Two Days in Prague

6:14:00 PM Brooke Neal 0 Comments

Prague is a great, historic city untouched by the bombs of World War II that shines under the patina of post communism.  The city is a complex maze of alley ways and side roads and there's not one straight road downtown.  It's easy to get lost and that's part of the allure.  We spent two days in this wonderful city and I would rate it a "must see."

Saturday morning, setting off to tour the city. 
The Details
We were happy with our basic family room at the Cloister Inn Hotel.  The location was convenient to old town and they offered secure parking.
Address: 14 Konvikska Street 11000 Prague 1 +420 224211 020

I have a door fetish and Prague has some of the best!





St. Wenceslas Square
In 1968 ish, the Soviets entered the square with tanks to put down a popular uprising. This building is the only one on the square whose front facade has not been renovated. You can still see bullet scaring on the pillars.


I didn't do any research before hand, so we took the Prague City Walks Ultimate Tour.
Our guide was 8 years old, 20 years ago when she stood with her parents in St. Wenceslas Square protesting the Communist regime. It was pretty touching to hear her speak about the square being full of people cheering for democracy and free speech. The man who led the "Velvet Revolution" and would become the first president of the Czech Republic spoke from the balcony in the photo above on that day.

Mozart's opera Don Giovanni debuted in this building.





Tyn Church
We caught the tail end of Mass in this church. The outside is more spectacular than the inside, but the choir and organ sounded amazing!











This is the Jewish quarter. There are several synagogues in Prague, most of which serve as museums. Prague's Jewish population was decimated during WW2, only 10,000 of the 120,000 survived. Very few remain in the city today. Ironically, Prague has one of the largest collections of Jewish history and artifacts. Hitler wanted to collect as much information on these people as he could for future generations to see the extinct race.
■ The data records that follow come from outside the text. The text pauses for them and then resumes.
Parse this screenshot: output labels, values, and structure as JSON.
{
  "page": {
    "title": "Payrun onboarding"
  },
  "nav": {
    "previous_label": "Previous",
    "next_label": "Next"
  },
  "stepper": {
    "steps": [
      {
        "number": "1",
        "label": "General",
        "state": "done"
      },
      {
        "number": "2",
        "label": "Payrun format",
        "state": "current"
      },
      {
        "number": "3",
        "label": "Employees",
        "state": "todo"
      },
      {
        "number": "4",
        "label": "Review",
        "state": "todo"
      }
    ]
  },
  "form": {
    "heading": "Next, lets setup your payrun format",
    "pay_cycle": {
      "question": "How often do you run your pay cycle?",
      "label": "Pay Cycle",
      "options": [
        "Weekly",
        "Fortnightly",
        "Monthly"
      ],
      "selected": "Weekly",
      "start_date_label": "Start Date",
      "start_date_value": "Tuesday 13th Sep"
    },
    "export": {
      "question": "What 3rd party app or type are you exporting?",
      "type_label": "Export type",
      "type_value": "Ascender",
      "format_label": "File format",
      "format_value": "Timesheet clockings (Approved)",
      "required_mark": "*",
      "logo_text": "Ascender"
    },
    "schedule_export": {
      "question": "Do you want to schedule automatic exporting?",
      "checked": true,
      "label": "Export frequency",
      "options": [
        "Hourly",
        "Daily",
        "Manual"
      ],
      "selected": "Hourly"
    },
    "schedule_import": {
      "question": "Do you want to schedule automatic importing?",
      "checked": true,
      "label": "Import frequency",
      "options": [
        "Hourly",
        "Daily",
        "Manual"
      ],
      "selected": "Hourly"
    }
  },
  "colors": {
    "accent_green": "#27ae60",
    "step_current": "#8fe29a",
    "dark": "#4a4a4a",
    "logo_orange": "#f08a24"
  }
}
Boring picture, fascinating story. The red stick on the hill is a swinging pendulum representing time... time never stops and things always change. The interesting part is that a huge statue of Stalin used to stand on that pedestal. The people were disgusted by the price tag and the image of this dictator looking down over the city. Then news began to leak about the terrible things Stalin was doing politically and socially. One day a fence/scaffolding appeared around the statue. It stood there for two weeks covering the "sins" of the man. According to our guide one night the scaffolding came down and the statue was  gone. Nothing was ever reported in the press about the statue, it was as the statue never existed.


Here we are boarding our boat for a short river trip.

St. Charles Bridge


We ate typical Czech food for lunch, it was included in our tour package.

broth soup

Eden and Eliza didn't stray far from their comfort zone.

I had pork and dumplings.

Bob had beef goulash with dumplings.

This little treat tasted like a Little Debbie chocolate roll.









If you've never been to Prague and want a bit of history I'd recommend the tour.  We were outside the entire time so I never worried if the children were too noisy.  They could chase pigeons if they needed a distraction and the boat ride was a good break from the walking.  Since you don't actually go into any of the buildings you visit, we had an itinerary for the next day.